O mundo, senhor Fernando, é para ser entendido, não inventado.”

“Como pode alguém domar a poesia?”

“A tia diz-lhe que sim e acena com a cabeça já longe. Um quarto, um emprego, um sobrinho a querer ser grande, o menino Fernando a deixar-lhe a vida como ela a tinha, uma vida de tia a fazer renda.”

“Em casa não há muito à sua espera, um caldo por aquecer deixado pela dona Aurora, uma garrafa de vinho, silêncio e horas.”

“Fernando falta-lhe uma mulher pela vida. Faltam-lhe muitas mulheres pela vida, diurnas, nocturnas, quotidianas, esporádicas. Tal é a carência.”

“Há que fugir e levar as ideias para fora, fugir das casas e dos carros, da gente e das avenidas, tirar aos olhos o que conhecem e já não sabem ver.”

“O dinheiro que eu te dou diz-me que tu existes, que eu saí de casa em vez de sonhar.”

“ A verdade é que todos têm medo, quase todos sentem que devem ter medo, do fim ou da falta dele.”

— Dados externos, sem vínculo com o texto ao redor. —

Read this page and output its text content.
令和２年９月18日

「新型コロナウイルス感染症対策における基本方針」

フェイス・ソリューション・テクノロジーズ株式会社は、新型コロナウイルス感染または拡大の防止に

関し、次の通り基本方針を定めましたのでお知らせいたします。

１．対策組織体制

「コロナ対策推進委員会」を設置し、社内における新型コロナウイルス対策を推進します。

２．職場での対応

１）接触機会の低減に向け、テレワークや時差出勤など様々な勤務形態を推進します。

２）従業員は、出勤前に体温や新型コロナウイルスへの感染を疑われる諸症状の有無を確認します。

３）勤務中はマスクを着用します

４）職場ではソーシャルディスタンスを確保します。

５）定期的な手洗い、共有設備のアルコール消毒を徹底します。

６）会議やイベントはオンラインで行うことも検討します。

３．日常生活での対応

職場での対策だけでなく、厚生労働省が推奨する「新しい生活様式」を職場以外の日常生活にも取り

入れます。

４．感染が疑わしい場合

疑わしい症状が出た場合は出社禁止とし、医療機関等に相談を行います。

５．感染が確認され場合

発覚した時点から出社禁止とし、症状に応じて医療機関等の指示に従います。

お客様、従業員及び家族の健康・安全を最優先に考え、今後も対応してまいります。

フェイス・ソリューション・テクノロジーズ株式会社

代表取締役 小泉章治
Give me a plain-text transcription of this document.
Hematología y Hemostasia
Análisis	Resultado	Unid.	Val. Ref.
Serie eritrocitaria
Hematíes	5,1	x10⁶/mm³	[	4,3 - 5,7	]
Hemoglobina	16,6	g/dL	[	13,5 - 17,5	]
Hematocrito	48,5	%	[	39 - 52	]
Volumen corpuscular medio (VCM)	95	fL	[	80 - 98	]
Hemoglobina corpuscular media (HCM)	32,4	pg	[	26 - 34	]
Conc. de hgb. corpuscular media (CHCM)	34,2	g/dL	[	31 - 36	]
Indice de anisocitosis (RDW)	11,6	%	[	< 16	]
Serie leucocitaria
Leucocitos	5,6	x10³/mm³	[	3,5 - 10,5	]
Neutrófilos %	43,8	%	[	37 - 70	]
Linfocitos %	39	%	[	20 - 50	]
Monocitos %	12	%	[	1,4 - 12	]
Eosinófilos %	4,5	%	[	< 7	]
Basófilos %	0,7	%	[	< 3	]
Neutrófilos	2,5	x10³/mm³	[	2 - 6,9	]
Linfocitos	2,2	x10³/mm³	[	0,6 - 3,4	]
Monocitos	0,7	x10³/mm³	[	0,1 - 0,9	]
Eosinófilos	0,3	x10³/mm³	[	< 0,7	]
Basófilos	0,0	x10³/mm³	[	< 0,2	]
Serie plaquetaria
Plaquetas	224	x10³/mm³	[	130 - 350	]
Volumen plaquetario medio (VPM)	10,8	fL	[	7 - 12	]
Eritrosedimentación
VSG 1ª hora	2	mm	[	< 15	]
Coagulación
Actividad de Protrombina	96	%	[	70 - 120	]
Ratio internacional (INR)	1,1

“Fernando queria ser a engomadeira que se benze ou o sapateiro que corre para casa, mas é o homem que já sabia e que dobra o jornal em quatro.

O cometa será uma grande desilusão, um desperdício de espanto...”

“É ele quem lhe fala, não tenhas medo, diz, não é hoje que se acaba o mundo.”

“Não é fácil dormir com uma mulher. Não é sequer fácil dormir com a ideia de uma mulher.”

“... e a casa vazia de uma mulher. A cama feita, a louça lavada, nada ficou da sua passagem.”

“É muito frágil a ordem da poesia.”

A minha opinião:

Foi um livro muito bom de ler.

Simpatizei com todos os personagens, bem apresentados, bem estruturados.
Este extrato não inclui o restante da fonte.